Nuclear masses and deformations

Abstract

A semi-empirical theory of nuclear masses and deformations is presented. The potential energy of a nucleus, considered as a function of N, Z and the nuclear shape, is assumed to be given by the liquid-drop model, modified by a shell correction. The shell correction is a simple function of N and Z and is supposed to disappear as the nucleus is distorted away from the spherical shape. The resulting semi-empirical expression for the nuclear deformation energy has seven adjustable parameters, four in the liquid-drop part and three in the shell correction.

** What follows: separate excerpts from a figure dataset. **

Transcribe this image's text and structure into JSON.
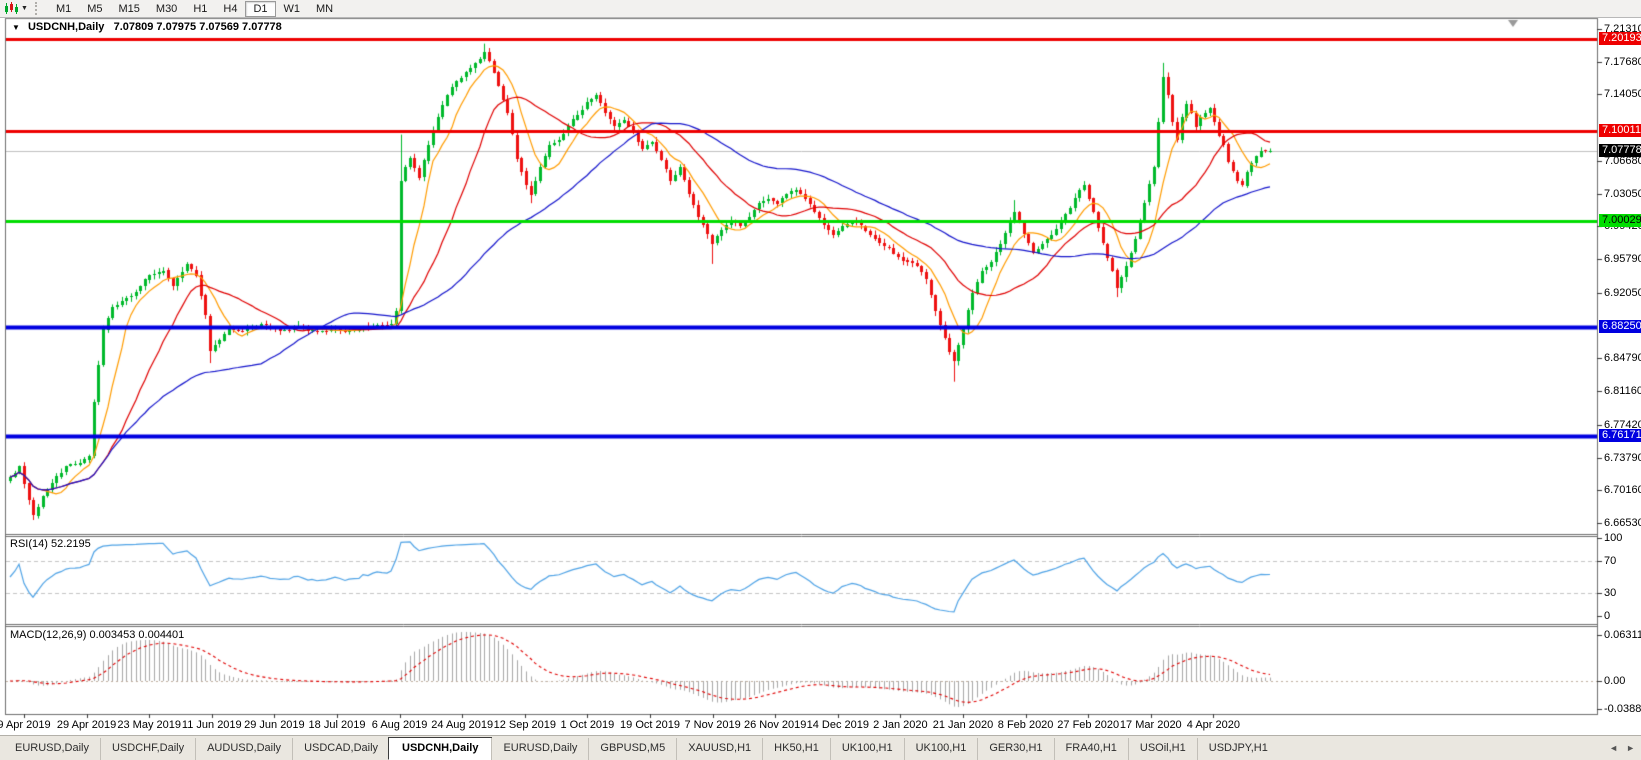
{
  "toolbar": {
    "timeframes": [
      {
        "label": "M1"
      },
      {
        "label": "M5"
      },
      {
        "label": "M15"
      },
      {
        "label": "M30"
      },
      {
        "label": "H1"
      },
      {
        "label": "H4"
      },
      {
        "label": "D1",
        "active": true
      },
      {
        "label": "W1"
      },
      {
        "label": "MN"
      }
    ],
    "active_timeframe": "D1"
  },
  "icons": {
    "toolbar_chart": "chart-type-icon",
    "toolbar_caret": "dropdown-caret-icon",
    "toolbar_caret_glyph": "▼",
    "title_caret": "collapse-triangle-icon",
    "title_caret_glyph": "▼",
    "tab_scroll_left_glyph": "◄",
    "tab_scroll_right_glyph": "►"
  },
  "chart_title": {
    "symbol": "USDCNH,Daily",
    "ohlc": "7.07809 7.07975 7.07569 7.07778"
  },
  "price_axis": {
    "ticks": [
      "7.21310",
      "7.17680",
      "7.14050",
      "7.06680",
      "7.03050",
      "6.99420",
      "6.95790",
      "6.92050",
      "6.84790",
      "6.81160",
      "6.77420",
      "6.73790",
      "6.70160",
      "6.66530"
    ],
    "badges": [
      {
        "value": "7.20193",
        "price": 7.20193,
        "bg": "#ee0000",
        "fg": "#ffffff"
      },
      {
        "value": "7.10011",
        "price": 7.10011,
        "bg": "#ee0000",
        "fg": "#ffffff"
      },
      {
        "value": "7.07778",
        "price": 7.07778,
        "bg": "#000000",
        "fg": "#ffffff"
      },
      {
        "value": "7.00029",
        "price": 7.00029,
        "bg": "#00dd00",
        "fg": "#000000"
      },
      {
        "value": "6.88250",
        "price": 6.8825,
        "bg": "#0000e0",
        "fg": "#ffffff"
      },
      {
        "value": "6.76171",
        "price": 6.76171,
        "bg": "#0000e0",
        "fg": "#ffffff"
      }
    ]
  },
  "time_axis": {
    "labels": [
      "9 Apr 2019",
      "29 Apr 2019",
      "23 May 2019",
      "11 Jun 2019",
      "29 Jun 2019",
      "18 Jul 2019",
      "6 Aug 2019",
      "24 Aug 2019",
      "12 Sep 2019",
      "1 Oct 2019",
      "19 Oct 2019",
      "7 Nov 2019",
      "26 Nov 2019",
      "14 Dec 2019",
      "2 Jan 2020",
      "21 Jan 2020",
      "8 Feb 2020",
      "27 Feb 2020",
      "17 Mar 2020",
      "4 Apr 2020"
    ]
  },
  "rsi": {
    "label": "RSI(14) 52.2195",
    "value": 52.2195,
    "period": 14,
    "axis": [
      100,
      70,
      30,
      0
    ],
    "levels": [
      70,
      30
    ],
    "color": "#4fa3e6"
  },
  "macd": {
    "label": "MACD(12,26,9) 0.003453 0.004401",
    "values": [
      0.003453,
      0.004401
    ],
    "params": [
      12,
      26,
      9
    ],
    "axis": [
      {
        "text": "0.063113",
        "v": 0.063113
      },
      {
        "text": "0.00",
        "v": 0
      },
      {
        "text": "-0.038872",
        "v": -0.038872
      }
    ],
    "histogram_color": "#a8a8a8",
    "signal_color": "#e00000"
  },
  "tabs": {
    "items": [
      {
        "label": "EURUSD,Daily"
      },
      {
        "label": "USDCHF,Daily"
      },
      {
        "label": "AUDUSD,Daily"
      },
      {
        "label": "USDCAD,Daily"
      },
      {
        "label": "USDCNH,Daily",
        "active": true
      },
      {
        "label": "EURUSD,Daily"
      },
      {
        "label": "GBPUSD,M5"
      },
      {
        "label": "XAUUSD,H1"
      },
      {
        "label": "HK50,H1"
      },
      {
        "label": "UK100,H1"
      },
      {
        "label": "UK100,H1"
      },
      {
        "label": "GER30,H1"
      },
      {
        "label": "FRA40,H1"
      },
      {
        "label": "USOil,H1"
      },
      {
        "label": "USDJPY,H1"
      }
    ]
  },
  "chart_data": {
    "type": "candlestick",
    "symbol": "USDCNH",
    "timeframe": "Daily",
    "ohlc_display": {
      "open": 7.07809,
      "high": 7.07975,
      "low": 7.07569,
      "close": 7.07778
    },
    "current_price": 7.07778,
    "num_candles": 272,
    "date_range": [
      "9 Apr 2019",
      "17 Apr 2020"
    ],
    "price_range_visible": [
      6.6653,
      7.2131
    ],
    "up_color": "#00b92b",
    "down_color": "#ee1111",
    "current_price_line_color": "#c0c0c0",
    "horizontal_lines": [
      {
        "price": 7.20193,
        "color": "#ee0000",
        "width": 3
      },
      {
        "price": 7.10011,
        "color": "#ee0000",
        "width": 3
      },
      {
        "price": 7.00029,
        "color": "#00dd00",
        "width": 3
      },
      {
        "price": 6.8825,
        "color": "#0000e0",
        "width": 4
      },
      {
        "price": 6.76171,
        "color": "#0000e0",
        "width": 4
      }
    ],
    "moving_averages": [
      {
        "period": 8,
        "color": "#ff9c00"
      },
      {
        "period": 21,
        "color": "#e00000"
      },
      {
        "period": 55,
        "color": "#1414cc"
      }
    ],
    "price_anchors": [
      [
        0,
        6.716
      ],
      [
        2,
        6.728
      ],
      [
        4,
        6.69
      ],
      [
        5,
        6.674
      ],
      [
        7,
        6.695
      ],
      [
        9,
        6.71
      ],
      [
        12,
        6.728
      ],
      [
        15,
        6.732
      ],
      [
        17,
        6.74
      ],
      [
        18,
        6.8
      ],
      [
        20,
        6.88
      ],
      [
        22,
        6.905
      ],
      [
        24,
        6.912
      ],
      [
        27,
        6.922
      ],
      [
        30,
        6.94
      ],
      [
        33,
        6.945
      ],
      [
        35,
        6.928
      ],
      [
        38,
        6.952
      ],
      [
        40,
        6.94
      ],
      [
        42,
        6.895
      ],
      [
        43,
        6.856
      ],
      [
        45,
        6.868
      ],
      [
        47,
        6.882
      ],
      [
        50,
        6.878
      ],
      [
        54,
        6.886
      ],
      [
        58,
        6.879
      ],
      [
        62,
        6.884
      ],
      [
        66,
        6.877
      ],
      [
        70,
        6.881
      ],
      [
        74,
        6.879
      ],
      [
        78,
        6.884
      ],
      [
        82,
        6.886
      ],
      [
        83,
        6.9
      ],
      [
        84,
        7.045
      ],
      [
        85,
        7.06
      ],
      [
        86,
        7.07
      ],
      [
        88,
        7.048
      ],
      [
        90,
        7.085
      ],
      [
        92,
        7.115
      ],
      [
        94,
        7.14
      ],
      [
        96,
        7.155
      ],
      [
        98,
        7.165
      ],
      [
        100,
        7.175
      ],
      [
        102,
        7.188
      ],
      [
        103,
        7.178
      ],
      [
        105,
        7.15
      ],
      [
        107,
        7.12
      ],
      [
        109,
        7.07
      ],
      [
        111,
        7.04
      ],
      [
        112,
        7.03
      ],
      [
        114,
        7.06
      ],
      [
        116,
        7.085
      ],
      [
        118,
        7.09
      ],
      [
        120,
        7.105
      ],
      [
        122,
        7.118
      ],
      [
        124,
        7.132
      ],
      [
        126,
        7.14
      ],
      [
        128,
        7.12
      ],
      [
        130,
        7.105
      ],
      [
        132,
        7.112
      ],
      [
        134,
        7.098
      ],
      [
        136,
        7.08
      ],
      [
        138,
        7.088
      ],
      [
        140,
        7.068
      ],
      [
        142,
        7.045
      ],
      [
        144,
        7.06
      ],
      [
        146,
        7.03
      ],
      [
        148,
        7.005
      ],
      [
        150,
        6.985
      ],
      [
        151,
        6.975
      ],
      [
        153,
        6.99
      ],
      [
        155,
        7.0
      ],
      [
        157,
        6.995
      ],
      [
        159,
        7.005
      ],
      [
        161,
        7.02
      ],
      [
        163,
        7.025
      ],
      [
        165,
        7.02
      ],
      [
        167,
        7.03
      ],
      [
        169,
        7.035
      ],
      [
        171,
        7.025
      ],
      [
        173,
        7.01
      ],
      [
        175,
        6.995
      ],
      [
        177,
        6.985
      ],
      [
        179,
        6.995
      ],
      [
        181,
        7.0
      ],
      [
        183,
        6.995
      ],
      [
        185,
        6.985
      ],
      [
        187,
        6.975
      ],
      [
        189,
        6.97
      ],
      [
        191,
        6.96
      ],
      [
        193,
        6.955
      ],
      [
        195,
        6.95
      ],
      [
        197,
        6.935
      ],
      [
        199,
        6.9
      ],
      [
        201,
        6.87
      ],
      [
        202,
        6.855
      ],
      [
        203,
        6.845
      ],
      [
        205,
        6.88
      ],
      [
        207,
        6.92
      ],
      [
        209,
        6.945
      ],
      [
        211,
        6.955
      ],
      [
        213,
        6.975
      ],
      [
        215,
        7.0
      ],
      [
        216,
        7.01
      ],
      [
        218,
        6.985
      ],
      [
        220,
        6.965
      ],
      [
        222,
        6.975
      ],
      [
        224,
        6.985
      ],
      [
        226,
        7.0
      ],
      [
        228,
        7.015
      ],
      [
        230,
        7.035
      ],
      [
        231,
        7.04
      ],
      [
        233,
        7.01
      ],
      [
        235,
        6.975
      ],
      [
        237,
        6.945
      ],
      [
        238,
        6.925
      ],
      [
        240,
        6.95
      ],
      [
        242,
        6.98
      ],
      [
        244,
        7.02
      ],
      [
        246,
        7.06
      ],
      [
        247,
        7.11
      ],
      [
        248,
        7.16
      ],
      [
        249,
        7.14
      ],
      [
        250,
        7.11
      ],
      [
        251,
        7.09
      ],
      [
        252,
        7.115
      ],
      [
        253,
        7.13
      ],
      [
        254,
        7.12
      ],
      [
        255,
        7.105
      ],
      [
        256,
        7.115
      ],
      [
        257,
        7.12
      ],
      [
        258,
        7.125
      ],
      [
        259,
        7.11
      ],
      [
        260,
        7.095
      ],
      [
        261,
        7.085
      ],
      [
        262,
        7.065
      ],
      [
        263,
        7.055
      ],
      [
        264,
        7.045
      ],
      [
        265,
        7.04
      ],
      [
        266,
        7.055
      ],
      [
        267,
        7.065
      ],
      [
        269,
        7.078
      ],
      [
        271,
        7.07778
      ]
    ],
    "wick_events": {
      "5": [
        0,
        0.004
      ],
      "43": [
        0,
        0.01
      ],
      "84": [
        0.05,
        0
      ],
      "102": [
        0.006,
        0
      ],
      "112": [
        0,
        0.008
      ],
      "151": [
        0,
        0.02
      ],
      "203": [
        0,
        0.018
      ],
      "216": [
        0.01,
        0
      ],
      "238": [
        0,
        0.006
      ],
      "248": [
        0.012,
        0
      ]
    }
  }
}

By making the deformation energy stationary with respect to distortions, the equilibrium deformations (i.e., the quadrupole moments) and the ground-state masses of nuclei are derived as functions of N and Z. In addition, from unstable shapes of equilibrium corresponding to saddle-point configurations, barrier energies for nuclear fission are deduced. The predictions of the theory are compared with some 1200 experimental nuclear masses, 240 quadrupole moments and 40 fission barriers. The results lead, on the one hand, to a re-assessment of the accuracy of the liquid-drop model and a firmer determination of its characteristic constants and, on the other, to a semi-quantitative understanding of the effects of shell structure on nuclear masses and deformations. A number of minor anomalies are isolated, one apparently related to the so-called Wigner term in the binding energy and one relevant for the understanding of fission barriers. Applications to the analysis of the centrifugal stretching of nuclei and to the possible existence of “islands of stability” in the region of super-heavy nuclei are mentioned.